If an alien landed on earth and looked only at the data of the Soviet Union during the late 1980s, without looking at the streets of its cities, they would have been convinced that the U.S.S.R was the richest country in the whole world and that Communism was a far more superior form of government.

Which is why China’s latest economic data suggesting that it expanded faster than expected in the first quarter needs to be taken with a pound of salt.

Factories, cities and ports under lockdown do not a strong economy make.

Official data conceded that consumer activity has recently begun to contract as a dogged adherence to a zero-Covid policy continues to take its toll on China’s growth.

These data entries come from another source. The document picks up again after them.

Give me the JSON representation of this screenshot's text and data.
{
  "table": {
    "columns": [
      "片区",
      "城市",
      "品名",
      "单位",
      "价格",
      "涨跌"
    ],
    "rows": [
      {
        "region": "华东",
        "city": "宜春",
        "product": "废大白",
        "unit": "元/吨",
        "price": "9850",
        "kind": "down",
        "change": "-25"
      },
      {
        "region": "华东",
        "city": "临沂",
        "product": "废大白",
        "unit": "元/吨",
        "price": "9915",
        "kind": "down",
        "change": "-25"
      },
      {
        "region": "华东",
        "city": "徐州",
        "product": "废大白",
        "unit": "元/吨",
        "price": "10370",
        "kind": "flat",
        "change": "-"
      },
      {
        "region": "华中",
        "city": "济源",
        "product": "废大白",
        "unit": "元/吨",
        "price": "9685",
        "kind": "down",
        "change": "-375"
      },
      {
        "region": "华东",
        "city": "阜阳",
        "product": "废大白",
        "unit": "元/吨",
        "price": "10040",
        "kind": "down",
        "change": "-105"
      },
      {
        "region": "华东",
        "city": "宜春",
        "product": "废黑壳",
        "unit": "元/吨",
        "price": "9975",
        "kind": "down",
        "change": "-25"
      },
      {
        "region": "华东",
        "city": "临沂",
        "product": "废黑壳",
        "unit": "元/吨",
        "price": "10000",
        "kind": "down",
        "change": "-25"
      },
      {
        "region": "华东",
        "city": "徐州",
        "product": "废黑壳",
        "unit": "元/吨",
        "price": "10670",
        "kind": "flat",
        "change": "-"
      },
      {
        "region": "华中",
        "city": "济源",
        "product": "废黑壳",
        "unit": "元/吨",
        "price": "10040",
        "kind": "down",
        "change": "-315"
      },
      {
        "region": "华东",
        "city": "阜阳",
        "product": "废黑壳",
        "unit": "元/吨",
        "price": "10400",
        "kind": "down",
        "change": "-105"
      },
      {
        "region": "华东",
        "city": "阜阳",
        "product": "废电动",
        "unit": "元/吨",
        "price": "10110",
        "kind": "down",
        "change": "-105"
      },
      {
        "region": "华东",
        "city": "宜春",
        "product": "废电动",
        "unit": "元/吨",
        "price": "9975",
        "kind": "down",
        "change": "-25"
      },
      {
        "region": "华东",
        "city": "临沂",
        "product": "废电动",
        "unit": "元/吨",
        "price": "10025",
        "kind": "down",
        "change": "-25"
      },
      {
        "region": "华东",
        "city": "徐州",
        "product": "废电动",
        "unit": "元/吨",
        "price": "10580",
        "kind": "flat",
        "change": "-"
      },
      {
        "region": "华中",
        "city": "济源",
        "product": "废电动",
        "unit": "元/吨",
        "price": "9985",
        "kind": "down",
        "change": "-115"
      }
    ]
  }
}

Despite the potential economic damage, Chinese President Xi Jinping has doubled down on his zero-Covid policies, and forced the bitter medicine of lockdowns on hundreds of millions in cities, towns and villages across the country.

Although Beijing is continuing to target 5.5% growth for this year, it’s as yet unclear what the impact of locking down Shanghai, the country’s financial hub for weeks, will have on the overall economy, or similar restrictions on the manufacturing hub of Shenzhen.

Some economists suggest that the growth reflected momentum in January and February, before the weakening of economic activities in March.

Unemployment in China has risen to 5.8%, its highest level since May 2020, when the pandemic was at its nadir.

Making matters worse, global investors are fleeing from Chinese assets at an alarming clip, over concerns that Beijing’s cozying with Russian President Vladimir Putin may put it at risk of being subject to the same sort of economic backlash that Western allies imposed on Russia.

China’s willingness to lockdown whole cities has also alarmed investors who fear what Beijing could do to foreign investors’ assets should the Communist Party deem it so necessary.

Even blue-chip Chinese companies are being shunned by global investors, despite attractive valuations.



3. If Bitcoin is an Inflation Hedge, It Isn't Behaving Like One

  • Bitcoin’s correlation with tech stocks represented by the Nasdaq 100 is at 0.60, it’s highest level in recent months.

  • While its correlation with traditional inflation hedges such as gold and commodities has turned negative.

Even as some investors tout Bitcoin’s role as a hedge against inflation, its most recent performance belies such assertions.

If nothing else, Bitcoin’s correlation with tech stocks represented by the Nasdaq 100 is at 0.60, it’s highest level in recent months, while its correlation with traditional inflation hedges such as gold and commodities has turned negative.

A 50-day correlation coefficient for Bitcoin and gold now stands at -0.4, the lowest since 2018, while it is also negatively correlated against the Bloomberg Commodity Spot Index – both which are expected to do well in inflationary times.

Correlation of 1 means that two assets move in lockstep, whereas a correlation of -1, means that they move perfectly in opposite directions.

The past weekend saw Bitcoin dip below US$40,000 again before since recovering alongside tech stocks this week.

And while demand for portfolio buffers amidst soaring inflation has seen commodities race ahead in performance, Bitcoin has moved in the opposite direction, undermining its value as an inflation hedge, at least in the short-term.

But looking at immediate correlations in short timeframes can also be misleading.

Inflation hedges are as much a function of expectations as they are a function of actual performance.

Even gold, which has long been touted as a hedge against inflation, has had a patchy track record when it’s come to serving the role as a hedge against rising prices.

Historically, gold’s performance as an inflation hedge has only been valid over periods spanning many times beyond the typical investment horizon, whereas stocks have ironically been show to consistently outperform inflation.

Therein lies the difficulty with judging an asset’s efficacy to hedge against inflation by looking at momentary and instantaneous data.

Looking through the data, that Bitcoin is a deflationary asset and has growing institutional acceptance and interest may put it in good stead over the longer-term quite apart from any assertions that it is a functional inflation hedge.